Una banda di americani con nomi che sembrano usciti da un fumetto, un piano ardito per rubare il tesoro più sacro della città e, nel mezzo, una folla di volti, vicoli e contraddizioni che rendono Napoli, semplicemente, Napoli. Questo è il cuore pulsante di Operazione San Gennaro, il capolavoro del 1966 diretto da Dino Risi, che ha fissato su pellicola l’essenza della città, trasformando un furto sacrilego in una commedia dell’arte moderna.
La trama è nota: tre ladri americani. Jack (Harry Guardino), Maggie (Senta Berger) e Frank (Ralph Wolter), arrivano a Napoli con l’obiettivo di rubare il Tesoro di San Gennaro, custodito nel Duomo, ma a Napoli, ogni piano, anche il più blasfemo, deve confrontarsi con una realtà unica: qui, la logica lascia spazio al Fato, l’efficienza anglosassone si scontra con l’arte di arrangiarsi, e la criminalità stessa è avvolta in un mantello di folclore e devozione.
La banda americana si affida a Armando Girasole, detto Dudù, l’indimenticabile Nino Manfredi; Dudù, il protagonista del film, è il prototipo dell’eroe napoletano: pieno di smorfie, astuto, superstizioso e un maestro nell’arte di “campare” con grazia e fantasia. Pur essendo il vero esecutore e coordinatore del colpo, sa che un furto di tale portata richiede il benestare della massima autorità. Dudù deve quindi chiedere il permesso a Don Vincenzo, il Fenomeno, interpretato da un magnifico Totò alla sua ultima grande performance al cinema.
Don Vincenzo non è solo un capo malavitoso; è un filosofo del sottobosco, un garante delle antiche regole, che ricorda agli stranieri che la gerarchia criminale napoletana e il rispetto sono monete più preziose dei diamanti.

Dudù, nei panni del mediatore culturale tra l’algida razionalità americana e il caos creativo della città, è l’uomo che deve interpellare il Santo in chiesa, recandosi con Sciascillo (Mario Adorf) ed altri componenti della banda di fronte alla statua per chiedere il via libera al furto attraverso l’interpretazione dei segni.

Il furto, inoltre, deve avvenire in un lasso di tempo preciso, prima che si concluda l’appuntamento mondano e musicale più atteso: il Festival della Canzone Napoletana.

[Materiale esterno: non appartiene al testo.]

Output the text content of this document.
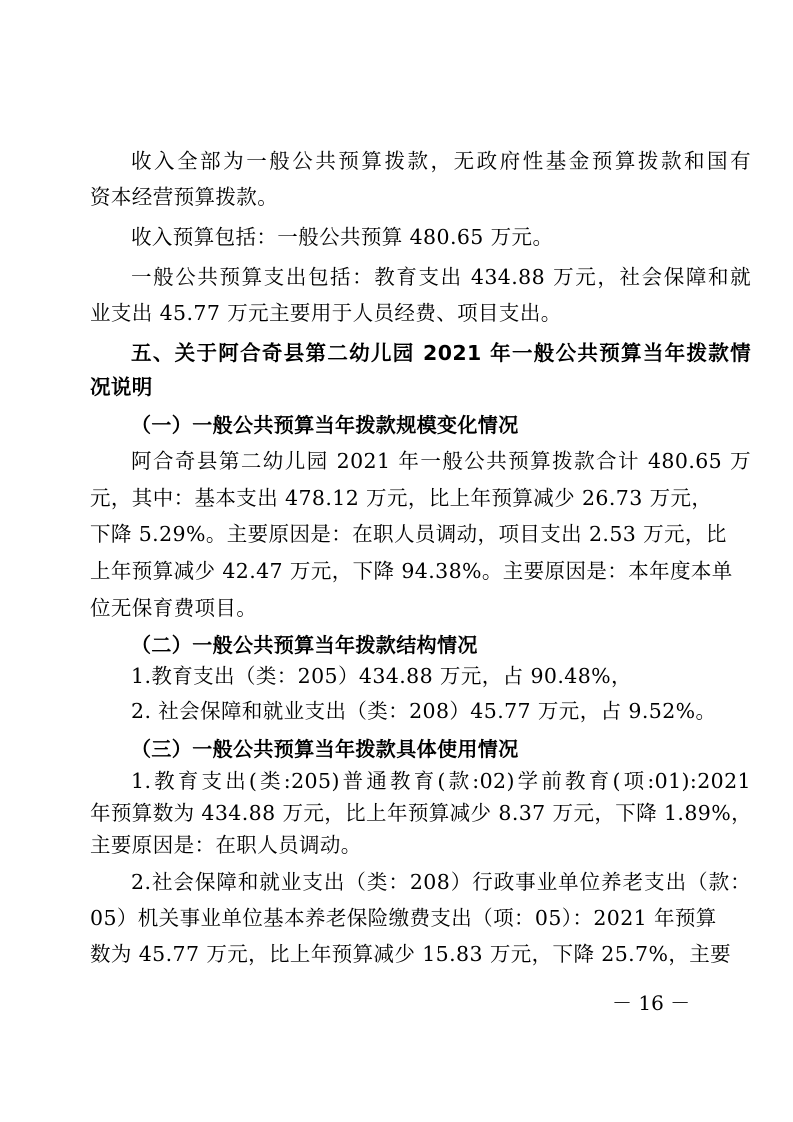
收入全部为一般公共预算拨款，无政府性基金预算拨款和国有
资本经营预算拨款。
收入预算包括：一般公共预算 480.65 万元。
一般公共预算支出包括：教育支出 434.88 万元，社会保障和就
业支出 45.77 万元主要用于人员经费、项目支出。
五、关于阿合奇县第二幼儿园 2021 年一般公共预算当年拨款情
况说明
（一）一般公共预算当年拨款规模变化情况
阿合奇县第二幼儿园 2021 年一般公共预算拨款合计 480.65 万
元，其中：基本支出 478.12 万元，比上年预算减少 26.73 万元，
下降 5.29%。主要原因是：在职人员调动，项目支出 2.53 万元，比
上年预算减少 42.47 万元，下降 94.38%。主要原因是：本年度本单
位无保育费项目。
（二）一般公共预算当年拨款结构情况
1.教育支出（类：205）434.88 万元，占 90.48%，
2. 社会保障和就业支出（类：208）45.77 万元，占 9.52%。
（三）一般公共预算当年拨款具体使用情况
1.教育支出(类:205)普通教育(款:02)学前教育(项:01):2021
年预算数为 434.88 万元，比上年预算减少 8.37 万元，下降 1.89%，
主要原因是：在职人员调动。
2.社会保障和就业支出（类：208）行政事业单位养老支出（款：
05）机关事业单位基本养老保险缴费支出（项：05）：2021 年预算
数为 45.77 万元，比上年预算减少 15.83 万元，下降 25.7%，主要
－ 16 －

Il film, con umorismo affilato, mette in risalto la profonda e quasi schizofrenica napoletanità: il culto del patrono non è un’entità distante, ma un protettore con cui si discute e si mercanteggia, il furto del Tesoro è percepito dalla gente come un affronto personale.
Le riprese ci portano nel cuore della Napoli antica, tra mercati chiassosi, bassi affollati e inseguimenti girati tra panni stesi e ignari passanti; la macchina da presa si innamora della spontaneità, del rumore e della teatralità del popolo, sottolineando come i ladri napoletani siano capaci di tradimenti esilaranti quanto di atti di inaspettata generosità.
Quando il piano fallisce, e in un film sulla Napoli del fato, non poteva che fallire, il Tesoro torna al suo posto per vie rocambolesche, confermando la verità eterna: a Napoli, l’ordine è un concetto relativo e la Provvidenza ha sempre l’ultima parola.
Operazione San Gennaro non è solo una commedia brillante; è una dichiarazione d’amore alla città che non si piega alle regole, ma le riscrive ogni mattina; un inno alla napoletanità indomita, che sotto la cenere dei problemi nasconde un fuoco sacro di allegria, cinismo e una fede capace di muovere montagne… o di far fallire un colpo perfetto.
Il film ci dice che a Napoli si vive, si ruba, si prega e si ride, sempre e comunque, in un modo che nessun americano potrà mai davvero capire.